# Shingle vent or Cobra ???



## stpierre87

I personally always use Shinglevent ll, I have used Cobra vent and others like it. I know Cobra is quicker but to give the Certainteed Warrenty I must use the Shinglevent. Just seeing what others opinions are on this situation.


----------



## shazapple

Mesh roll ridge vents work if installed properly, but I typically find the nails are overdriven which reduces the airflow. I always specify the baffle type ridge vents, which are higher cost but aren't as susceptible to poor installation.


----------



## Grumpy

CertainTeed's warranty doesn't say anything about which vent products you need to use. Not that I have ever read. 


Cobra and all the roll ridge vents are pretty much crap in my opinion. We use Shingle Vent II. Cobra II is a knock off and wouldn't mind using that one as well.


----------



## stpierre87

Grumpy said:


> CertainTeed's warranty doesn't say anything about which vent products you need to use.


 I believe your right. I think thats just what I keep telling myself.


----------



## LCG

We use a product called Trimline. It actually has enough ridgidity to take a gunned nail. It has worked well for us here in Wyoming. 
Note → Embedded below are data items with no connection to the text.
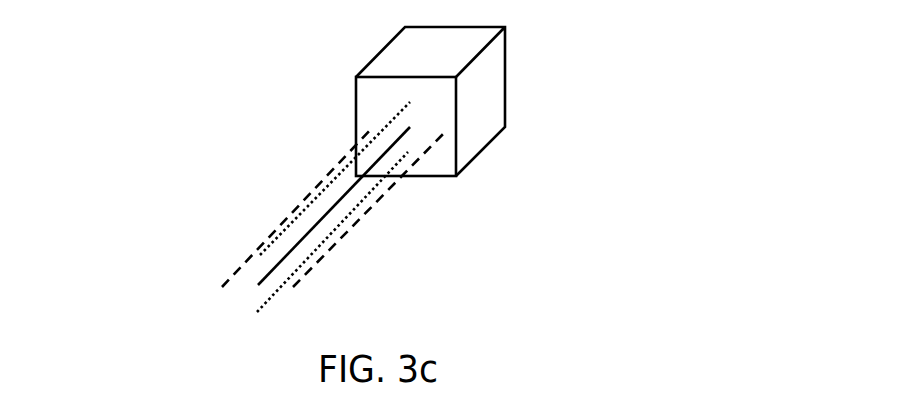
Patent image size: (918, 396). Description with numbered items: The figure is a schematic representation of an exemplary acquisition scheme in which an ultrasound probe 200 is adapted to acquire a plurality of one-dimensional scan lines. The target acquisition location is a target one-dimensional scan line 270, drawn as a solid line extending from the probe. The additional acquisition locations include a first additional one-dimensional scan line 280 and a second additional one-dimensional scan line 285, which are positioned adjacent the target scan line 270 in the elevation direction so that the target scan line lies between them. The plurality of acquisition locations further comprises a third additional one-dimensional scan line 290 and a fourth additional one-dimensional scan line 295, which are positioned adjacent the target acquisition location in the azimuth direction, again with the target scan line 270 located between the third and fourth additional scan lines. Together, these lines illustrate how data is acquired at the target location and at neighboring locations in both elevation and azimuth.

The ultrasound probe 200 is at (503, 85).
The target 1D scan line 270 is at (298, 245).
The first additional 1D scan line 280 is at (237, 268).
The third additional 1D scan line 290 is at (345, 165).
The second additional 1D scan line 285 is at (330, 250).
The fourth additional 1D scan line 295 is at (372, 202).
We did a GAF warranty job this year and ordered the Cobra vent for a full GAF roof. I forgot how much I hated it. It bothered me so much that I went back the following week and replaced it with our Trimline vent and new R.Cap.


----------



## MetalGuru

I have the Trimline product on my own house. Great product. Some installers prefer other products in 4' lenghts instead of the continuous roll. Holds up well to nail guns. Although I wanted a standing seam metal roof (my wife didn't) we still used top of the line products. Trimline was a part of that. Looks awesome with a high profile cap.


----------



## Chandlers Roofing

We use Cobra all day, every day and the results have been fantastic!


----------



## Gladysjames

The installation instructions for installing the Shingle Vent from Air Vent Corp do state to leave a slight gap between each section piece of ridge vent.
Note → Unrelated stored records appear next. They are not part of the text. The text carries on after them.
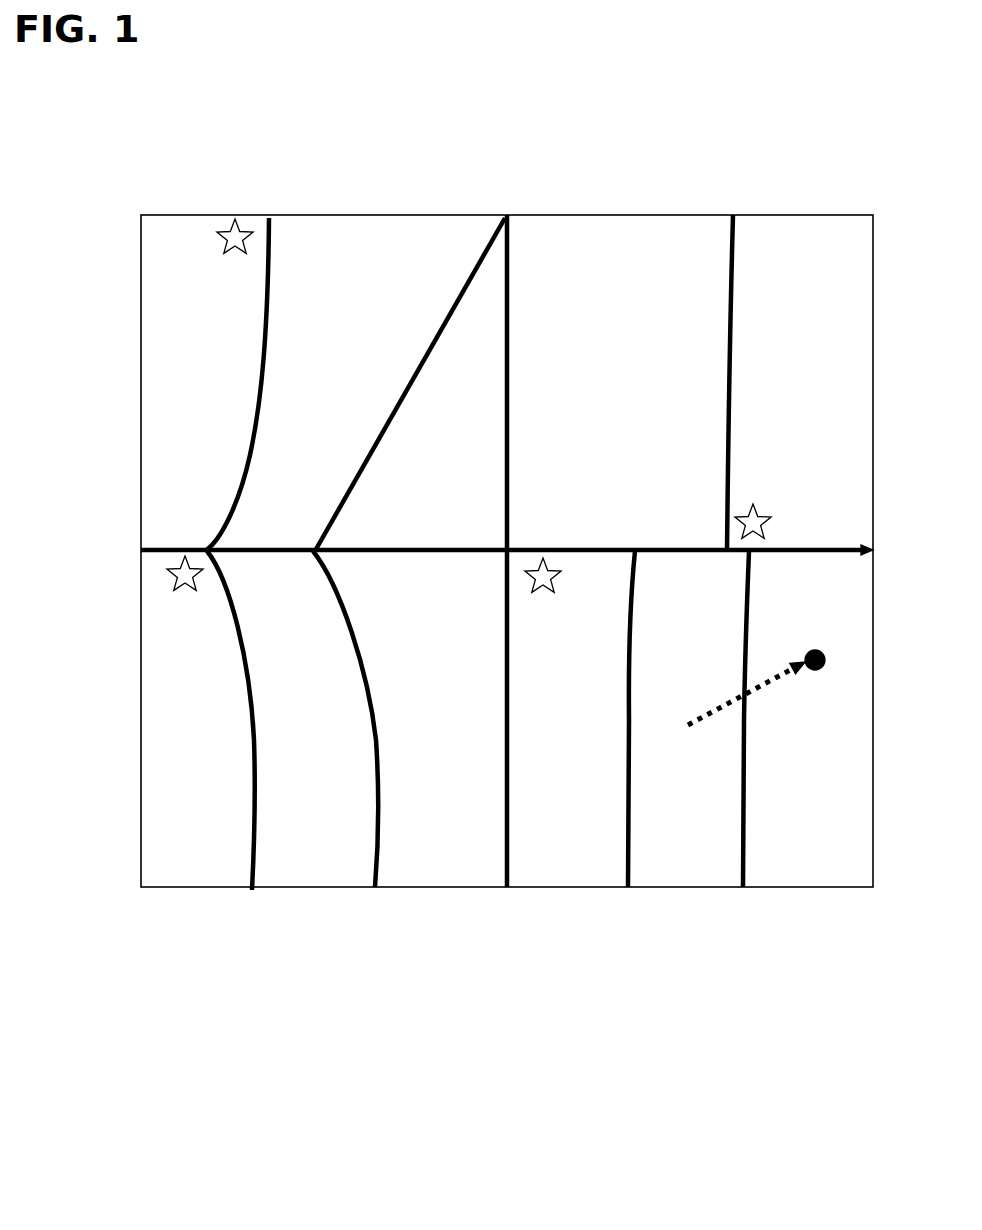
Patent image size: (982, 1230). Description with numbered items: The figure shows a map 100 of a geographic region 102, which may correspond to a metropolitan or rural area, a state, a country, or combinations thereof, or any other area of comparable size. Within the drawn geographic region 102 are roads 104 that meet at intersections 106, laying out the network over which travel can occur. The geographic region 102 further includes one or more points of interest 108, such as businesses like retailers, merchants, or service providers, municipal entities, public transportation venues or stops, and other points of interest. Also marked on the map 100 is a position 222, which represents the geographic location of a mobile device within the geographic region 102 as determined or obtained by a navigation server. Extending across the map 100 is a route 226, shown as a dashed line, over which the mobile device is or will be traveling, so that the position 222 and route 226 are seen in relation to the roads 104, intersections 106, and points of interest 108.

The map 100 is at (431, 921).
The geographic region 102 is at (627, 253).
The roads 104 is at (679, 351).
The intersections 106 is at (489, 567).
The points of interest 108 is at (221, 265).
The position 222 is at (810, 686).
The route 226 is at (687, 754).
http://www.econstructinc.com/company_profile.html


----------



## dougger222

Grumpy said:


> CertainTeed's warranty doesn't say anything about which vent products you need to use. Not that I have ever read.
> 
> 
> Cobra and all the roll ridge vents are pretty much crap in my opinion. We use Shingle Vent II. Cobra II is a knock off and wouldn't mind using that one as well.


While registering a warranty it wants to know if ridge vents were installed if they have an external baffle.

As far as the CT upgraded warranties stopped doing it after they hit $4 a square. The roofing materials are enough money...

The Airvent brand ridge vent is decent but hate to say it but like the GAF lock together ridge vent better.

The roll ridge vent product is garbage.


----------



## Dallas-Roofing

I use cobra ridge vent ventilation on all of our jobs that have ridge vents installed. It is a GAF product and it allows me to offer the manufacturer's warranty. It is fast, not too expensive, and works great! I highly recommend it.

Devin Mahdi
Roof Repair Dallas Texas


----------



## Super Roofer

Cobra vent looks cheap and is cheap. If you hire a sloppy crew, they will over drive their nails and blow through the cap which will cause problems. Shingle vent is dummy proofed in some way. But again, shingle vent could also be installed improperly and cause snow to blow in your attic.


----------



## dDubya

Cobra is crap in comparison. Just try to blow through it! 

We used it for a while, and yes it installs easily but that's the end of it's valuable features.


----------



## BFD

I used to use Cobra when I worked for someone else because I was told to. Installed it for years because "it was quicker". It looked like crap when most of the guys installed it because doing it right takes time. I personally would never install it on any job with my name on it. I use shingle vent 2 because its what I have the most confidence in.


----------



## mym

*Cobra v. Shingle vent*

Cobra III all day long. Love it!


----------